Me gustaría empezar con la gente que no denunció ninguna pérdida.

– Ya te pasaré los nombres. De todos modos, tampoco nos quedan demasiadas pistas que investigar.

– Bueno, aún tenemos que comprobar la lista de Scales -la corrigió Bosch-. He pensado que podríamos obtener las fotos de esos hombres y llevárselas a Tiburón.

– Supongo que vale la pena intentarlo, aunque me parece un poco pérdida de tiempo.

– No lo sé. Yo creo que el chico nos está ocultando algo. Quizá vio una cara esa noche.

– Le he dejado un memorándum a Rourke sobre lo de la hipnosis. Supongo que nos contestará entre hoy y mañana.

Al llegar a la bahía de Santa Mónica, Bosch y Wish continuaron por la autopista del Pacífico. El viento había empujado la contaminación hacia el interior, de modo que se distinguía la isla Catalina más allá de las olas. Se detuvieron a almorzar en el restaurante Alice's y, como era tarde, encontraron una mesa vacía junto a la ventana. Wish pidió un té helado y Bosch una cerveza.

– De pequeño solía venir aquí -le contó Bosch-. Nos traían en un autocar. Antes había una tienda de cebos al final del muelle. Yo pescaba cazabes.

– ¿Niños de la DSJ?

– Sí, bueno, no. En esa época se llamaba DSP. Departamento de Servicios Públicos. Hace unos años se dieron cuenta de que necesitaban toda una sección para niños, y así nació el Departamento de Servicios para la Juventud.

Ella miró hacia el muelle por la ventana del restaurante, mientras sonreía pensando en los recuerdos de Bosch. Él le preguntó dónde la llevaban los suyos.

– A todas partes -contestó-. Mi padre era militar, así que lo máximo que pasé en un sitio fueron un par de años. Mis recuerdos no son de lugares, sino de gente.

– ¿Estabas muy unida a tu hermano? -preguntó Bosch.
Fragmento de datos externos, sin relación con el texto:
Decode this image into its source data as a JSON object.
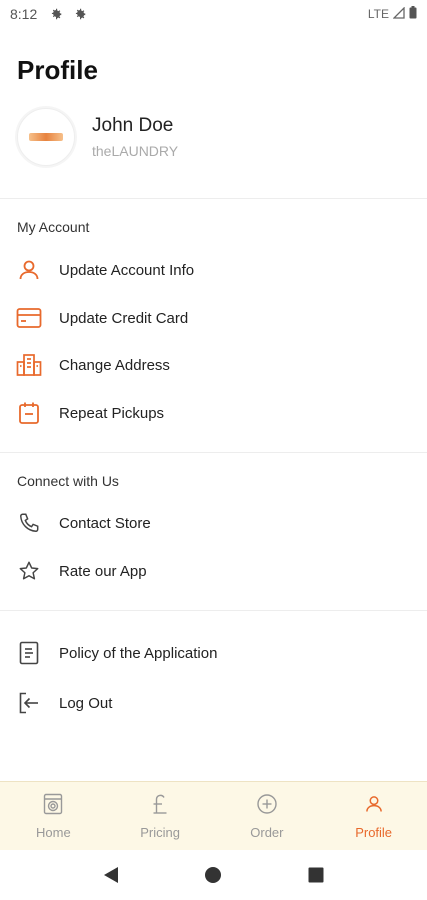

– Sí, porque mi padre pasaba mucho tiempo fuera. Mi hermano, en cambio, siempre estuvo conmigo. Hasta que se alistó y se fue para no volver.

Cuando llegaron las ensaladas, Bosch y Wish comieron y charlaron de cosas sin importancia hasta que, en el intervalo entre el primer y el segundo plato, ella le contó la historia de su hermano.

– Me escribía cada semana diciéndome que tenía miedo y quería volver a casa -dijo Wish-. No era algo que le pudiera decir a mi padre o a mi madre. Michael no estaba hecho para aquello; no debería haber ido. Lo hizo por nuestro padre, que no le dejaba en paz. No tuvo el valor suficiente de decirle que no a él, pero sí para irse a la guerra. Qué tontería, ¿no?

Bosch no respondió porque había oído historias similares, incluida la suya. Wish no siguió; o no sabía lo que le había ocurrido a su hermano o no quería contar los detalles. Al cabo de unos segundos, añadió:

– ¿Por qué fuiste tú?

Bosch sabía que la pregunta estaba al caer, pero en toda su vida nunca había podido responderla sinceramente, ni siquiera a sí mismo.

– No lo sé. Supongo que no tuve elección… La vida en instituciones y todo eso que tú dijiste. No fui a la universidad y ni siquiera se me ocurrió lo de huir a Canadá. Creo que eso me hubiera resultado más difícil que ir a Vietnam. Entonces, en el 68, me tocó «el gordo» en el sorteo; mi número salió tan bajo que sabía que me iban a llamar a filas de todos modos. Así que me hice el valiente y me apunté yo primero.

– ¿Y qué pasó?

Bosch soltó una carcajada tan falsa como las que ella había soltado antes.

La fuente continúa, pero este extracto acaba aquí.